Ian McKittrick says people are often taken by surprise when he says he makes cheese out of sheep’s milk.
However he said once people try it they are hooked. Mr McKittrick said people don’t often realise that feta and halloumi are traditionally made from sheep’s milk.
The Ewetopia farm is one of 10 farms which will open to the public as part of the Hastings Landcare's 2017 Farm Gate Tour from June 10 until June 12.
Ian and his wife Jill have lived on their property for about 15 years. The farm is located about an hour inland from Port Macquarie. The couple have been producing milk, cheese and yoghurt from sheep for the past two and a half years.
Mr McKittrick said the self-drive farm tour gives people an opportunity to understand what goes into the making of their food direct from the farm.
He said the cow’s milk he produces is yellow where as the milk purchased from the supermarket is white.
Mr McKittrick believes there is a potential for danger when the big supermarkets start to dictate what kind of product people get.
The McKittricks grew up in Sydney and didn’t have any previous knowledge about farm life when they moved to the property.
They put a lot of hours into research and discovered that sheep produce really high quality milk. Mr McKittrick said a lot of the production work involved trial and error.
At the moment the farm has about 30 sheep on the property and each sheep produces about a litre of milk a week. It takes about six litres to produce a kilogram of cheese.
Sheep can only be milked for six months of the year unlike cows which can be milked for about nine months of the year
The farm has sheep which are a cross of the East Friesian breed and Awassi which is a Middle East breed.
Mr McKittrick wants to help other specialist farms who need support.
“It’s not a competition between us at all but about building an industry which is good for the region and hopefully will create a bit of a name for the area too,” he said.
He is aware of three farms in NSW which produce products from sheep milk.
The busiest time for Ewetopia is in September where lambs are being born, ewes are being milked and cheese is in production. The ewes are milked for about two hours in the morning and again at night.

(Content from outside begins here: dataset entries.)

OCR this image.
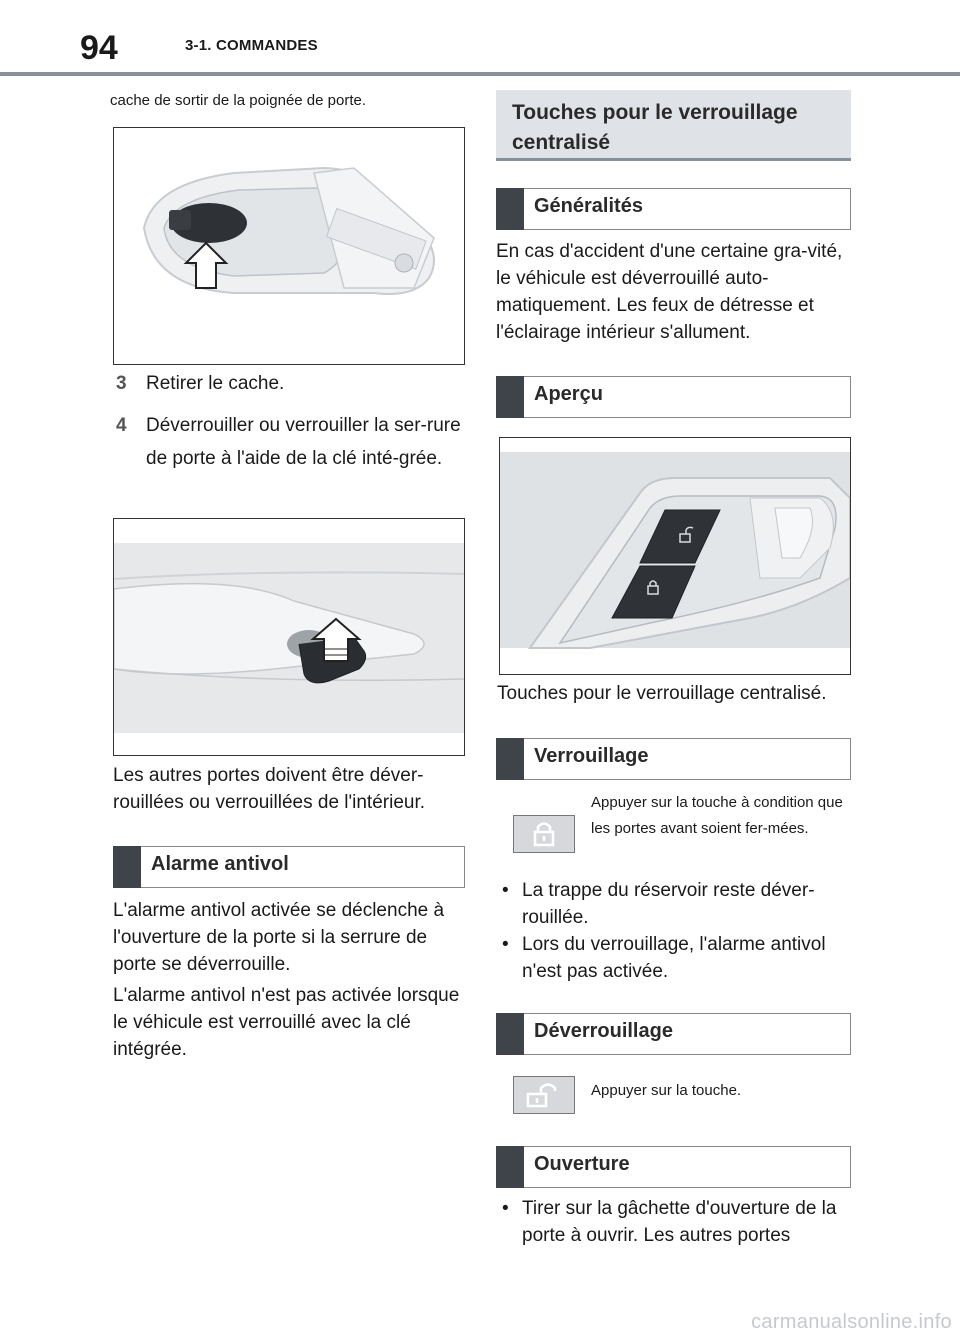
94	3-1. COMMANDES
cache de sortir de la poignée de porte.
3 Retirer le cache.
4 Déverrouiller ou verrouiller la ser-rure de porte à l'aide de la clé inté-grée.
Les autres portes doivent être déver-rouillées ou verrouillées de l'intérieur.
Alarme antivol
L'alarme antivol activée se déclenche à l'ouverture de la porte si la serrure de porte se déverrouille.
L'alarme antivol n'est pas activée lorsque le véhicule est verrouillé avec la clé intégrée.
Touches pour le verrouillage centralisé
Généralités
En cas d'accident d'une certaine gra-vité, le véhicule est déverrouillé auto-matiquement. Les feux de détresse et l'éclairage intérieur s'allument.
Aperçu
Touches pour le verrouillage centralisé.
Verrouillage
Appuyer sur la touche à condition que les portes avant soient fer-mées.
• La trappe du réservoir reste déver-rouillée.
• Lors du verrouillage, l'alarme antivol n'est pas activée.
Déverrouillage
Appuyer sur la touche.
Ouverture
• Tirer sur la gâchette d'ouverture de la porte à ouvrir. Les autres portes
carmanualsonline.info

From about March until September the McKittricks concentrate on the management of the farm and any essential maintenance that needs to be done.
The sheep do take a lot of care as traditionally they aren’t farmed so close to the coast. Mr McKittrick monitors their health to help prevent the onset of worms and foot rot.
Enterprises involved in the Hastings Landcare Farm Gate tour range from large to small scale holdings and include garlic, essential oils, cattle breeding, conservation sanctuaries, native bush-foods, pigs, sheep, dairy cows and free range chickens.